Modeste, elle ne dira pas qu'elle était surtout d’une beauté à tomber et que le réalisateur n’avait pas les yeux dans sa poche. Toujours est-il qu’elle débute à quinze ans dans Seule contre la mafia, un drame sicilien.C’est à cette occasion que le cinéaste Damiano Damiani la baptise Ornella Muti.
Après avoir enchaîné quelques séries B en Italie et en Espagne, Ornella Muti donne la réplique à Ugo Tognazzi, avec qui elle tournera à plusieurs reprises, dans Romances et Confidences (1974) de Mario Monicelli. Ce fut une rencontre très importante professionnellement. Je n’ai pas fait d’école. J’étais une gamine, et j’ai appris sur le tas avec de grands acteurs qui m’ont beaucoup aidée. Primordial également pour moi qui ne prépare pas mes rôles, le travail avec le réalisateur.
Deux ans plus tard, c’est Marco Ferreri qui l’engage pour La dernière femme où elle incarne une jeune puéricultrice, maîtresse d’un père célibataire en l’occurrence Gérard Depardieu. Elle en tournera deux autres avec l’iconoclaste metteur en scène, Histoire de la folie ordinaire en 1981 et L’avenir est de sexe féminin trois ans plus tard.
Cette mère de trois enfants qui a toujours donné une importance particulière à la famille fera une troisième rencontre importante avec Dino Risi pour Dernier amour en 1978. Puis on la verra chez Francesco Rosi en 1987 dans Chronique d’une mort annoncée le film de Francesco Rosi qui fit couler beaucoup d’encre suite au titre de Libération Chronique d’une merde annoncée, avant de connaître une nouvelle carrière en France dans les années 90. Tout récemment elle a participé au film de Woody Allen To Rome With Love.
Traversant la cinématographie italienne, Ornella Muti a toujours passé avec aisance du film populaire au cinéma d’auteur, du rire aux larmes. "Je n’aime pas me limiter à un genre. Par exemple, avant de me coucher, j’ai envie de voir une comédie qui me fait rire. Par ailleurs je trouve qu’une comédie peut aussi faire passer un message. Elle dit se sentir bien dans tous ses personnages. .. "Ce que j’aime c’est jouer".
La magnifique n’a évidemment pas échappé à la question sur le secret de son look. "Des sacrifices, un régime strict, beaucoup de sport et de la méditation". Comme quoi cela ne suffit pas d’être mariée à un chirurgien esthétique…
Valeria Bruni-Tedeschi dans un fauteuil roulant
Avant Ornella Muti, c’est le réalisateur transalpin Edoardo Gabbriellini qui avait, sans surprise, rameuté les troupes à la conférence de presse pour son film Padroni di casa.
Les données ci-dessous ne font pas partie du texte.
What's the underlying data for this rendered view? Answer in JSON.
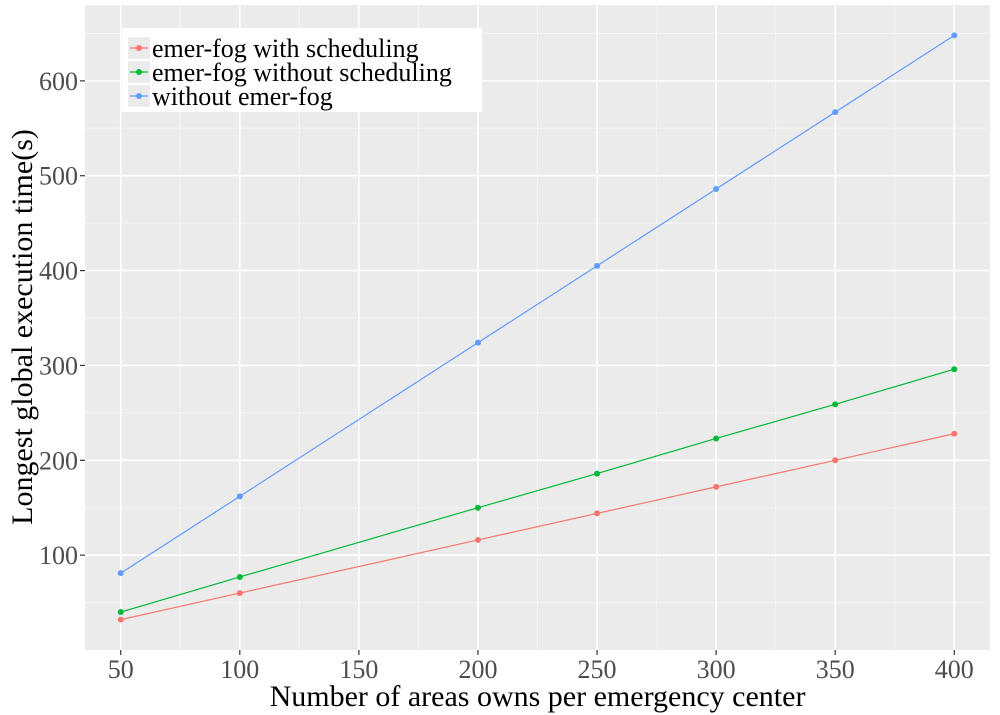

D’autant que l’opus réunit notamment Elio Germano, prix d’interprétation à Cannes il y a deux ans, Valeria Bruni-Tedeschi et le célèbre chanteur des années 70, Gianni Morandi.
Dans cette variation laborieuse sur le thème de l’homme est un loup pour l’homme, le cinéaste se livre à une réflexion sur la violence, la fragilité qui la sous-tend et la façon dont elle peut peut se déclencher facilement. Un film qui pourrait se dérouler partout mais dontl'intrigue se passe en l’occurrence dans un petit village. Les êtres humains sont vus comme des animaux sociaux, dans une nature qui semble observer de menus événements virant à la tragédie.
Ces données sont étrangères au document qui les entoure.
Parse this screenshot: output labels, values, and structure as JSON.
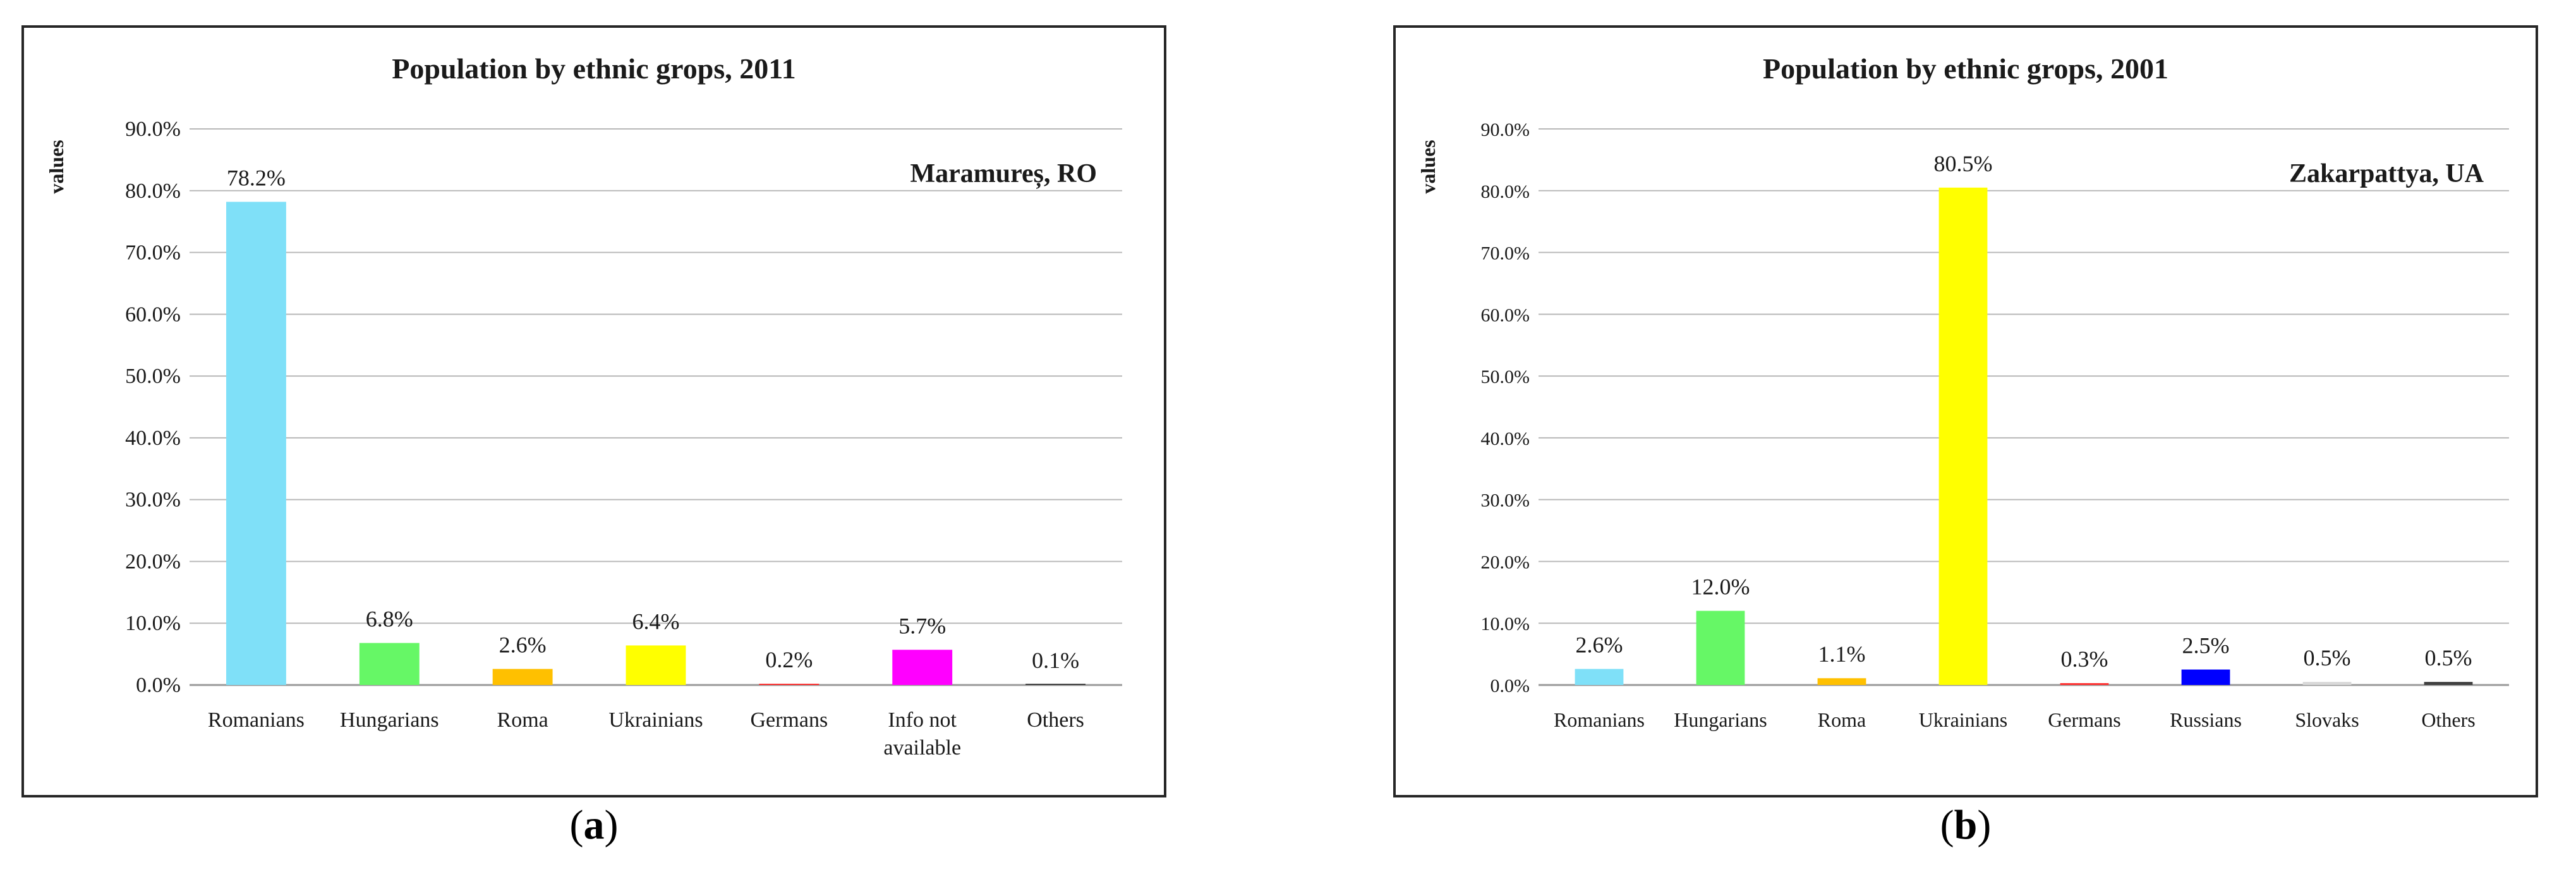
{
  "chart_data": [
    {
      "type": "bar",
      "title": "Population by ethnic grops, 2011",
      "ylabel": "values",
      "xlabel": "",
      "annotation": "Maramureș, RO",
      "ylim": [
        0,
        90
      ],
      "yticks": [
        "0.0%",
        "10.0%",
        "20.0%",
        "30.0%",
        "40.0%",
        "50.0%",
        "60.0%",
        "70.0%",
        "80.0%",
        "90.0%"
      ],
      "grid": true,
      "legend": "none",
      "categories": [
        [
          "Romanians"
        ],
        [
          "Hungarians"
        ],
        [
          "Roma"
        ],
        [
          "Ukrainians"
        ],
        [
          "Germans"
        ],
        [
          "Info not",
          "available"
        ],
        [
          "Others"
        ]
      ],
      "values": [
        78.2,
        6.8,
        2.6,
        6.4,
        0.2,
        5.7,
        0.1
      ],
      "data_labels": [
        "78.2%",
        "6.8%",
        "2.6%",
        "6.4%",
        "0.2%",
        "5.7%",
        "0.1%"
      ],
      "colors": [
        "#7fe0f8",
        "#66f766",
        "#ffc000",
        "#ffff00",
        "#ff3030",
        "#ff00ff",
        "#404040"
      ]
    },
    {
      "type": "bar",
      "title": "Population by ethnic grops, 2001",
      "ylabel": "values",
      "xlabel": "",
      "annotation": "Zakarpattya, UA",
      "ylim": [
        0,
        90
      ],
      "yticks": [
        "0.0%",
        "10.0%",
        "20.0%",
        "30.0%",
        "40.0%",
        "50.0%",
        "60.0%",
        "70.0%",
        "80.0%",
        "90.0%"
      ],
      "grid": true,
      "legend": "none",
      "categories": [
        [
          "Romanians"
        ],
        [
          "Hungarians"
        ],
        [
          "Roma"
        ],
        [
          "Ukrainians"
        ],
        [
          "Germans"
        ],
        [
          "Russians"
        ],
        [
          "Slovaks"
        ],
        [
          "Others"
        ]
      ],
      "values": [
        2.6,
        12.0,
        1.1,
        80.5,
        0.3,
        2.5,
        0.5,
        0.5
      ],
      "data_labels": [
        "2.6%",
        "12.0%",
        "1.1%",
        "80.5%",
        "0.3%",
        "2.5%",
        "0.5%",
        "0.5%"
      ],
      "colors": [
        "#7fe0f8",
        "#66f766",
        "#ffc000",
        "#ffff00",
        "#ff3030",
        "#0000ff",
        "#d9d9d9",
        "#404040"
      ]
    }
  ],
  "captions": {
    "a_letter": "a",
    "b_letter": "b"
  }
}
Valeria Bruni-Tedeschi joue la femme d’un chanteur retiré depuis dix ans dans les lieux, devenu cynique et désespéré. Clouée dans un fauteuil roulant à la suite d’un ictus, elle subit sa méchanceté. Ce n’est pas le genre de rôle qu’affectionne la comédienne.
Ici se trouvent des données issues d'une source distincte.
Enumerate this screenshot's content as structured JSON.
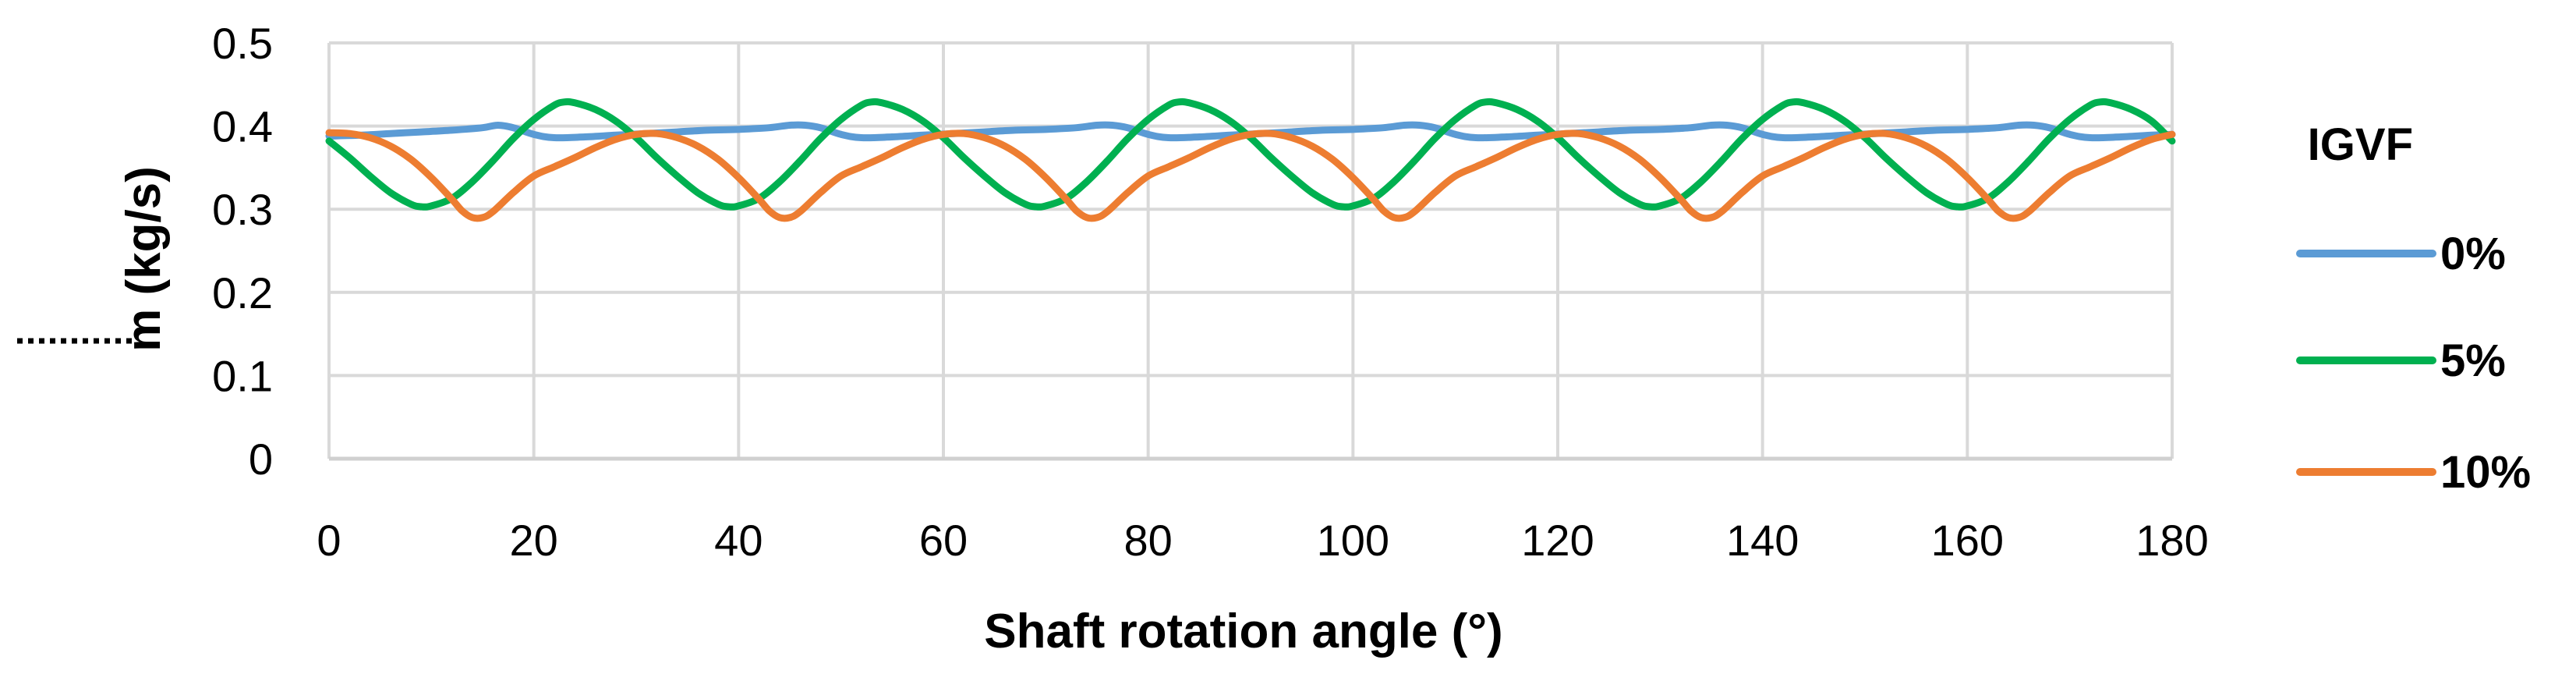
{
  "chart_data": {
    "type": "line",
    "xlabel": "Shaft rotation angle (°)",
    "ylabel": "m (kg/s)",
    "xlim": [
      0,
      180
    ],
    "ylim": [
      0,
      0.5
    ],
    "xticks": [
      0,
      20,
      40,
      60,
      80,
      100,
      120,
      140,
      160,
      180
    ],
    "yticks": [
      0,
      0.1,
      0.2,
      0.3,
      0.4,
      0.5
    ],
    "xtick_labels": [
      "0",
      "20",
      "40",
      "60",
      "80",
      "100",
      "120",
      "140",
      "160",
      "180"
    ],
    "ytick_labels": [
      "0",
      "0.1",
      "0.2",
      "0.3",
      "0.4",
      "0.5"
    ],
    "grid": true,
    "legend": {
      "title": "IGVF",
      "position": "right"
    },
    "series": [
      {
        "name": "0%",
        "color": "#5B9BD5",
        "x": [
          0,
          3,
          6,
          9,
          12,
          15,
          16.5,
          18,
          20,
          22,
          25,
          28,
          31,
          34,
          37,
          40,
          43,
          45,
          46.5,
          48,
          50,
          52,
          55,
          58,
          61,
          64,
          67,
          70,
          73,
          75,
          76.5,
          78,
          80,
          82,
          85,
          88,
          91,
          94,
          97,
          100,
          103,
          105,
          106.5,
          108,
          110,
          112,
          115,
          118,
          121,
          124,
          127,
          130,
          133,
          135,
          136.5,
          138,
          140,
          142,
          145,
          148,
          151,
          154,
          157,
          160,
          163,
          165,
          166.5,
          168,
          170,
          172,
          175,
          178,
          180
        ],
        "y": [
          0.388,
          0.389,
          0.391,
          0.393,
          0.395,
          0.398,
          0.401,
          0.398,
          0.39,
          0.386,
          0.387,
          0.389,
          0.391,
          0.393,
          0.395,
          0.396,
          0.398,
          0.401,
          0.401,
          0.398,
          0.39,
          0.386,
          0.387,
          0.389,
          0.391,
          0.393,
          0.395,
          0.396,
          0.398,
          0.401,
          0.401,
          0.398,
          0.39,
          0.386,
          0.387,
          0.389,
          0.391,
          0.393,
          0.395,
          0.396,
          0.398,
          0.401,
          0.401,
          0.398,
          0.39,
          0.386,
          0.387,
          0.389,
          0.391,
          0.393,
          0.395,
          0.396,
          0.398,
          0.401,
          0.401,
          0.398,
          0.39,
          0.386,
          0.387,
          0.389,
          0.391,
          0.393,
          0.395,
          0.396,
          0.398,
          0.401,
          0.401,
          0.398,
          0.39,
          0.386,
          0.387,
          0.389,
          0.39
        ]
      },
      {
        "name": "5%",
        "color": "#00B050",
        "x": [
          0,
          2,
          4,
          6,
          8,
          9,
          10,
          12,
          14,
          16,
          18,
          20,
          22,
          23,
          24,
          26,
          28,
          30,
          32,
          34,
          36,
          38,
          39,
          40,
          42,
          44,
          46,
          48,
          50,
          52,
          53,
          54,
          56,
          58,
          60,
          62,
          64,
          66,
          68,
          69,
          70,
          72,
          74,
          76,
          78,
          80,
          82,
          83,
          84,
          86,
          88,
          90,
          92,
          94,
          96,
          98,
          99,
          100,
          102,
          104,
          106,
          108,
          110,
          112,
          113,
          114,
          116,
          118,
          120,
          122,
          124,
          126,
          128,
          129,
          130,
          132,
          134,
          136,
          138,
          140,
          142,
          143,
          144,
          146,
          148,
          150,
          152,
          154,
          156,
          158,
          159,
          160,
          162,
          164,
          166,
          168,
          170,
          172,
          173,
          174,
          176,
          178,
          180
        ],
        "y": [
          0.382,
          0.362,
          0.34,
          0.32,
          0.306,
          0.303,
          0.304,
          0.313,
          0.333,
          0.358,
          0.385,
          0.408,
          0.425,
          0.429,
          0.428,
          0.42,
          0.406,
          0.386,
          0.362,
          0.34,
          0.32,
          0.306,
          0.303,
          0.304,
          0.313,
          0.333,
          0.358,
          0.385,
          0.408,
          0.425,
          0.429,
          0.428,
          0.42,
          0.406,
          0.386,
          0.362,
          0.34,
          0.32,
          0.306,
          0.303,
          0.304,
          0.313,
          0.333,
          0.358,
          0.385,
          0.408,
          0.425,
          0.429,
          0.428,
          0.42,
          0.406,
          0.386,
          0.362,
          0.34,
          0.32,
          0.306,
          0.303,
          0.304,
          0.313,
          0.333,
          0.358,
          0.385,
          0.408,
          0.425,
          0.429,
          0.428,
          0.42,
          0.406,
          0.386,
          0.362,
          0.34,
          0.32,
          0.306,
          0.303,
          0.304,
          0.313,
          0.333,
          0.358,
          0.385,
          0.408,
          0.425,
          0.429,
          0.428,
          0.42,
          0.406,
          0.386,
          0.362,
          0.34,
          0.32,
          0.306,
          0.303,
          0.304,
          0.313,
          0.333,
          0.358,
          0.385,
          0.408,
          0.425,
          0.429,
          0.428,
          0.42,
          0.406,
          0.382
        ]
      },
      {
        "name": "10%",
        "color": "#ED7D31",
        "x": [
          0,
          2,
          4,
          6,
          8,
          10,
          12,
          13,
          14,
          15,
          16,
          18,
          20,
          22,
          24,
          26,
          28,
          30,
          32,
          34,
          36,
          38,
          40,
          42,
          43,
          44,
          45,
          46,
          48,
          50,
          52,
          54,
          56,
          58,
          60,
          62,
          64,
          66,
          68,
          70,
          72,
          73,
          74,
          75,
          76,
          78,
          80,
          82,
          84,
          86,
          88,
          90,
          92,
          94,
          96,
          98,
          100,
          102,
          103,
          104,
          105,
          106,
          108,
          110,
          112,
          114,
          116,
          118,
          120,
          122,
          124,
          126,
          128,
          130,
          132,
          133,
          134,
          135,
          136,
          138,
          140,
          142,
          144,
          146,
          148,
          150,
          152,
          154,
          156,
          158,
          160,
          162,
          163,
          164,
          165,
          166,
          168,
          170,
          172,
          174,
          176,
          178,
          180
        ],
        "y": [
          0.392,
          0.391,
          0.386,
          0.376,
          0.36,
          0.338,
          0.312,
          0.298,
          0.29,
          0.29,
          0.297,
          0.32,
          0.34,
          0.351,
          0.362,
          0.374,
          0.384,
          0.39,
          0.391,
          0.386,
          0.376,
          0.36,
          0.338,
          0.312,
          0.298,
          0.29,
          0.29,
          0.297,
          0.32,
          0.34,
          0.351,
          0.362,
          0.374,
          0.384,
          0.39,
          0.391,
          0.386,
          0.376,
          0.36,
          0.338,
          0.312,
          0.298,
          0.29,
          0.29,
          0.297,
          0.32,
          0.34,
          0.351,
          0.362,
          0.374,
          0.384,
          0.39,
          0.391,
          0.386,
          0.376,
          0.36,
          0.338,
          0.312,
          0.298,
          0.29,
          0.29,
          0.297,
          0.32,
          0.34,
          0.351,
          0.362,
          0.374,
          0.384,
          0.39,
          0.391,
          0.386,
          0.376,
          0.36,
          0.338,
          0.312,
          0.298,
          0.29,
          0.29,
          0.297,
          0.32,
          0.34,
          0.351,
          0.362,
          0.374,
          0.384,
          0.39,
          0.391,
          0.386,
          0.376,
          0.36,
          0.338,
          0.312,
          0.298,
          0.29,
          0.29,
          0.297,
          0.32,
          0.34,
          0.351,
          0.362,
          0.374,
          0.384,
          0.39
        ]
      }
    ]
  }
}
"J’ai rencontré Edoardo qui m’a parlé de ce personnage particulier. J’étais à la fois attirée et hésitante. Je n’aime pas trop les numéros de virtuosités, mais plutôt être moi-même en tant qu’actrice. Mais j’ai accepté après avoir rencontré une personne victime de cette maladie il y a 15 ans. J’ai parlé avec elle de sa solitude, de cette prison où elle se trouve sur le plan de la communication. Cela ne m’a pas seulement émue, mais je me suis demandée comment on pouvait vivre de cette manière pendant autant de temps".